Modelling of Atorvastatin Pharmacokinetics in relation to SLCO1B1 genotype and Simulations for Bioequivalence Study
Jae Yong Chung (1,2), Sung Kweon Cho (1), Eun Sil Oh (2), Kyungsoo Park (1,2), Min Soo Park (2,3)
(1) Dept. of Pharmacology, Yonsei University College of Medicine, Seoul, Korea. (2) Dept. of Clinical Pharmacology, Yonsei University Severance Hospital, Seoul, Korea. (3) Dept. of Pediatrics, Yonsei University College of Medicine, Seoul, Korea
Objectives: The pharmacokinetics of atorvastatin is affected by SLCO1B1 genotype and highly variable. This study aimed to assess atorvastatin pharmacokinetic profile and variability in relation to SLCO1B1 genotype by population pharmacokinetic modelling and to build up a clinical trial simulation approach for optimal bioequivalence (BE) design considering the genotype
Methods: The population pharmacokinetic analysis was performed using NONMEM7 based on plasma samples from a single dose PK with genotyping study in 28 healthy subjects. With the use of a two-compartment model with first order absorption, the influence of SLCO1B1 genotype on absorption rate constant and oral bioavailability was examined. The final pharmacokinetic model was used for clinical trial simulation of bioequivalence study. Simulation scenario consists of varying the sample size from 40 to 64 and variant genotype frequencies from 0 to 100%. Each study was simulated 300 times using TrialSimulator2.2.1 and the percent of successful BE results was calculated as a statistical power.
Results: The SLCO1B1 genotype showed a significant influence on atorvastatin pharmacokinetics. Oral clearance was 23 L/h, volume of distribution of steady-state was 180.5 L, inter-compartmental clearance was 43 L/h, the absorption rate constant was 1.51 h-1 for wild-type and 0.82 for variant-type, and bioavailability was 7.2% for wild-type and 10.9% for variant-type. A large intersubject variability was found to affect atorvastatin absorption (CV 54.7%), and the residual variability was large (CV 48%). An inverse correlation between the percentage of SLCO1B1 variant-type and the success rate (power) of average BE were detected by clinical trial simulation. For achieving 80% power, minimum 46 subjects would be necessary and cut off for variant-type frequency in study population was 10%. For the 90% power, minimum subjects and the cut off were 64 and 30%, respectively.
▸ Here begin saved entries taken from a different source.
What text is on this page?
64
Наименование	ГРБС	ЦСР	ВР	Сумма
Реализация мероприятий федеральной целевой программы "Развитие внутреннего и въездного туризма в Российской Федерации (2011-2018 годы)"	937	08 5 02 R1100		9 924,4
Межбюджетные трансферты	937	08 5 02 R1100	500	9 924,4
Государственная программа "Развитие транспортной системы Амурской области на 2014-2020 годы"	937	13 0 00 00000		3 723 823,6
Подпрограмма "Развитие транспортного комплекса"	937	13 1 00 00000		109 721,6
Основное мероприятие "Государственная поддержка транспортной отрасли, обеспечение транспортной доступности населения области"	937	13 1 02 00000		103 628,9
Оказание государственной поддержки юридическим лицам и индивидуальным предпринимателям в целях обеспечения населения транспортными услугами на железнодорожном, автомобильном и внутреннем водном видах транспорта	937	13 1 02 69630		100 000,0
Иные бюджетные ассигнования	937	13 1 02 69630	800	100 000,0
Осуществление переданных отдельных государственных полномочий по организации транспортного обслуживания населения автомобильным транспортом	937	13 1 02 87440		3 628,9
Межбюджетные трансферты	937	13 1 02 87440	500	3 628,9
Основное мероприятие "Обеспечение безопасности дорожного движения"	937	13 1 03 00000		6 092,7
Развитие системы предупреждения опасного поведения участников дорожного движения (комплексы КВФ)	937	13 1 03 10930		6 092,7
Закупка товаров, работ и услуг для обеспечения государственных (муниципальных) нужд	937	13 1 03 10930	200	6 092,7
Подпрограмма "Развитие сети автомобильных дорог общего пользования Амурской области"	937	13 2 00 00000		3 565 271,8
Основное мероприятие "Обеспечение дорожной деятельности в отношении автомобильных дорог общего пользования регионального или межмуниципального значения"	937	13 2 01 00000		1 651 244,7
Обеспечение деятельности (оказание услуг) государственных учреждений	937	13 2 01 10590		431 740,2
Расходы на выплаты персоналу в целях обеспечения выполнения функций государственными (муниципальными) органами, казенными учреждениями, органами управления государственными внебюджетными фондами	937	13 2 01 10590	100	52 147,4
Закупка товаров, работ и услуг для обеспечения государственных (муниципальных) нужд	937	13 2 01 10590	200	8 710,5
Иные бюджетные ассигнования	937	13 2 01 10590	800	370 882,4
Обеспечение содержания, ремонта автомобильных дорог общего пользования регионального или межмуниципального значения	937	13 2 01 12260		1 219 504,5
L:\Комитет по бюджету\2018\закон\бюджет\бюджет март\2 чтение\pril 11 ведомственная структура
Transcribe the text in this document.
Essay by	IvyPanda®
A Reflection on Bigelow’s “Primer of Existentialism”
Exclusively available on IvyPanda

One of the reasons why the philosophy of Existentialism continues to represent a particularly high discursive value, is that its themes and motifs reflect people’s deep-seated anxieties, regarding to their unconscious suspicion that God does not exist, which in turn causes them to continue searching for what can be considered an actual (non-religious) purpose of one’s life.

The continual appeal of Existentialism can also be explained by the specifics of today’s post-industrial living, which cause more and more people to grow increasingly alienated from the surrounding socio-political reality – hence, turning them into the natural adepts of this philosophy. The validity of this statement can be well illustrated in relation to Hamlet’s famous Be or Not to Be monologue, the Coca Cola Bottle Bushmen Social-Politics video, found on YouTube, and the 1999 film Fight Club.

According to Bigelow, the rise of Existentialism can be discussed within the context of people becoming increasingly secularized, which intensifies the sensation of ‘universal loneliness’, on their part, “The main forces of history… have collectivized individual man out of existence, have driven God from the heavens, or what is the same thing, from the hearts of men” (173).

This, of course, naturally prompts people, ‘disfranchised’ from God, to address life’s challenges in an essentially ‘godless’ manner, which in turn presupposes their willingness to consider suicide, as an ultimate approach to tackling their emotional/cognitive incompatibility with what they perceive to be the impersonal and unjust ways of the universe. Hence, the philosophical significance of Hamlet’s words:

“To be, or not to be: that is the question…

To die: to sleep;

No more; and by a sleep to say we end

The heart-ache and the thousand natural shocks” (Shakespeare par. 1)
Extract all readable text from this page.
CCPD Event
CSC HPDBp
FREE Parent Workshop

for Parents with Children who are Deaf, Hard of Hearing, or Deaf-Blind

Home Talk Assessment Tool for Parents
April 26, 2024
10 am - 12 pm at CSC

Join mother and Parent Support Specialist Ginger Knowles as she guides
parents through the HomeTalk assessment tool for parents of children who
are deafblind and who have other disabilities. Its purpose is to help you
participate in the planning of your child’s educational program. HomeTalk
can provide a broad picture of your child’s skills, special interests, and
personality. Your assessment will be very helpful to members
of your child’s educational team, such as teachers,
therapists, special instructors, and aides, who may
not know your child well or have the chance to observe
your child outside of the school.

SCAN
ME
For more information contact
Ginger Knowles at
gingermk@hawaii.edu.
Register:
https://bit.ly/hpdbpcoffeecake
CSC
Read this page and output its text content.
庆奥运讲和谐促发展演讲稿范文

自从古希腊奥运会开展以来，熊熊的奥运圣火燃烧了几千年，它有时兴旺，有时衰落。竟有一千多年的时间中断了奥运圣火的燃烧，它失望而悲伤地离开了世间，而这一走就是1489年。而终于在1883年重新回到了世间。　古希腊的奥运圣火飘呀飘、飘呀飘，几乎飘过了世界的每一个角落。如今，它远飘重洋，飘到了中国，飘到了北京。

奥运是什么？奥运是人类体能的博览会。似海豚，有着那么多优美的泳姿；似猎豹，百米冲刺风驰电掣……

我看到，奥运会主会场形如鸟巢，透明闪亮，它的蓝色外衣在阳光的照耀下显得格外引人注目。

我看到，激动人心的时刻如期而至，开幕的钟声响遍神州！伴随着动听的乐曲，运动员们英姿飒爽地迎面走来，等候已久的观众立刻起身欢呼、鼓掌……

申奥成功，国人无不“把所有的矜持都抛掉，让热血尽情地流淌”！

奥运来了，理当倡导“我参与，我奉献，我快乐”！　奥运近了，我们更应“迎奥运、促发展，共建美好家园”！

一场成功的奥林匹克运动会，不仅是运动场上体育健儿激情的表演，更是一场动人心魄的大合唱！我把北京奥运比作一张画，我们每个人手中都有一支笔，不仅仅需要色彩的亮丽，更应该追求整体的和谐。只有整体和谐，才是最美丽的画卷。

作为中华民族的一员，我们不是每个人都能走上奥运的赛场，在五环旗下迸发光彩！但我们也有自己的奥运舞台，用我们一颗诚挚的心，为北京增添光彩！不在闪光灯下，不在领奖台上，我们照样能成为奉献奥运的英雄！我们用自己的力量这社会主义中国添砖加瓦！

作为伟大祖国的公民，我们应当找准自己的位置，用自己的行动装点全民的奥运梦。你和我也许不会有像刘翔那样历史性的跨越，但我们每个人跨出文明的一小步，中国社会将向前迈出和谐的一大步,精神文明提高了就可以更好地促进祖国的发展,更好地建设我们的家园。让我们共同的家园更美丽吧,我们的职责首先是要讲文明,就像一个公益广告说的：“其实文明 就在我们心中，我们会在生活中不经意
Conclusions: The SLCO1B1 genotype frequency in study population may influence the success rate of bioequivalence study. Applying genotyping to subject screening could be a valuable option for a more efficient and successful approach to the BE study design of atorvastatin.
 Lee YJ, Lee MG, Lim LA, Jang SB, Chung JY. Effects of SLCO1B1 and ABCB1 genotypes on the pharmacokinetics of atorvastatin and 2-hydroxyatorvastatin in healthy Korean subjects. Int J Clin Pharmacol Ther. 2010 Jan; 48(1):36-45.